Here are a few ways to train your grip strength:

  • Use a grip trainer: like this one and work your hand/palm/finger strength.

  • Practice carries: Lift a heavy object up and literally walk around with it for 30 sec-1 min, each hand. 

  • Practice hanging: If you have access to a pull up bar or the monkey bars at the playground, start working on grabbing that bar and hanging away from it. Start with your feet supporting you on the floor and eventually progress to taking one foot off, then both feet off, and start racking up the amount of time you can hang there!

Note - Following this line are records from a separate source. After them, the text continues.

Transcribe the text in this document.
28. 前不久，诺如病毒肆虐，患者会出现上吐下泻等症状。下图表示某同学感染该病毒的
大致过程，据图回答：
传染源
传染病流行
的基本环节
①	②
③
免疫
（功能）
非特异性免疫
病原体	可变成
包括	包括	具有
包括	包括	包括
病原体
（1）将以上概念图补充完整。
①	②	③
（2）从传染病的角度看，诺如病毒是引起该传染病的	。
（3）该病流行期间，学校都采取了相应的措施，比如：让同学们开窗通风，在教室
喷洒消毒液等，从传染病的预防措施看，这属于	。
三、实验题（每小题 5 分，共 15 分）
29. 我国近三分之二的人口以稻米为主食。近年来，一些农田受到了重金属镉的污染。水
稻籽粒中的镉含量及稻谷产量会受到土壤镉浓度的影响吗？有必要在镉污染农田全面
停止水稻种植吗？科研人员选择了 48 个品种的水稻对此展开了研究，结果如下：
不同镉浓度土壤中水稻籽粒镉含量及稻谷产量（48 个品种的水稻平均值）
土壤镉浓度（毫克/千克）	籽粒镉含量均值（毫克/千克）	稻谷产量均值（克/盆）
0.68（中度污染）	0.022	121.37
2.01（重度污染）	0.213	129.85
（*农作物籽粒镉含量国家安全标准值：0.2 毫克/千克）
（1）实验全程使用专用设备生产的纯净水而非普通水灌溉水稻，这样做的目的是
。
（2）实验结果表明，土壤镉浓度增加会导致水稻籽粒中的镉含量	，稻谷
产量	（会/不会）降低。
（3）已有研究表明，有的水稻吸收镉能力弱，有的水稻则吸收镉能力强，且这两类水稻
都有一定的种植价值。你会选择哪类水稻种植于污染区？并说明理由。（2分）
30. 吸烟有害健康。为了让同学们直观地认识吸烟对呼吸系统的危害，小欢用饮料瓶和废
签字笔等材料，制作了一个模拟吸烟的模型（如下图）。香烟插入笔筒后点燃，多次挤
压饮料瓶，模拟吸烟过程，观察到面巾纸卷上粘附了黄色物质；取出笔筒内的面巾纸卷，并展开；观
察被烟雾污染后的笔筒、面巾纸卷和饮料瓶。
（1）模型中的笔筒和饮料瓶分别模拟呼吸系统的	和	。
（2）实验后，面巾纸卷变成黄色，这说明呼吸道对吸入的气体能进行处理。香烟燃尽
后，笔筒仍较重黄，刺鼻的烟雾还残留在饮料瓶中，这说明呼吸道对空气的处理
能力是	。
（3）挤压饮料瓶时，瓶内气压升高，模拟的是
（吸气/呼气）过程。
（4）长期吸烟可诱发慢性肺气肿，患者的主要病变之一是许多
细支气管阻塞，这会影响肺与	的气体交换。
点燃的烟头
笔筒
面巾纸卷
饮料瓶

  • Walk your heavy groceries home: Make it a little inconvenient for yourself... instead of doing a grocery delivery, go to the store and buy your items, and walk them home or carry them to your car and back inside your house instead of using a shopping cart.


BALANCE

Maintaining good balance is important for efficient walking and being able to navigate obstacles without falling (like someone's dog who comes leaping toward you, the bump in the sidewalk, or the awkward curb you don't see).


Try these exercises:

  • Practice standing on one leg: Make it easier by holding on to something for support at first, or more challenging by closing your eyes.

  • Stand on an uneven or unstable surface: Foam pads, wobble boards, bosu balls, a rolled up blanket... all are great tools to use to challenge how you find your balance when the ground isn't even.

  • Walk the tight rope: Place a line on the floor in front of you using a strap, a belt, a robe belt, or a stretch of floorboard and walk that line. Make it more challenging by turning your head side to side as you walk, or try walking backwards on it!


SIT TO STAND & TRANSFER ABILITY

Being able to get up and down off furniture or the floor without using your hands or getting on and off the toilet or in and out of the shower is something we might take for granted, but is so important to be able to do as we age. 


Make improvements in how you get up and get down by trying these:

  • Chair squats: Get up and down out of a chair without using your hands. Make it a heck of a lot harder by trying to do it on one leg instead of two!

  • Get up and down off the floor: Make it a point to get down on the floor and back up again. We spend a majority of our lives sitting in a chair or on the couch and maybe not so much on the floor. Make it harder by not using your hands.

  • Use awareness: Become more aware of how much you use your upper body and arms to help you get up, get down, get in and out of the car, in and out of the shower, on and off the toilet, or in and out of bed each day. Try to use your upper body less, and your lower body more.


IN CONCLUSION


Keep it simple and practical and fit it into your daily life!


Perhaps start to incorporate more of these types of movements discussed above into your daily routine starting today! Make it manageable and stay consistent. You'll be surprised by how much it adds up when the year is over!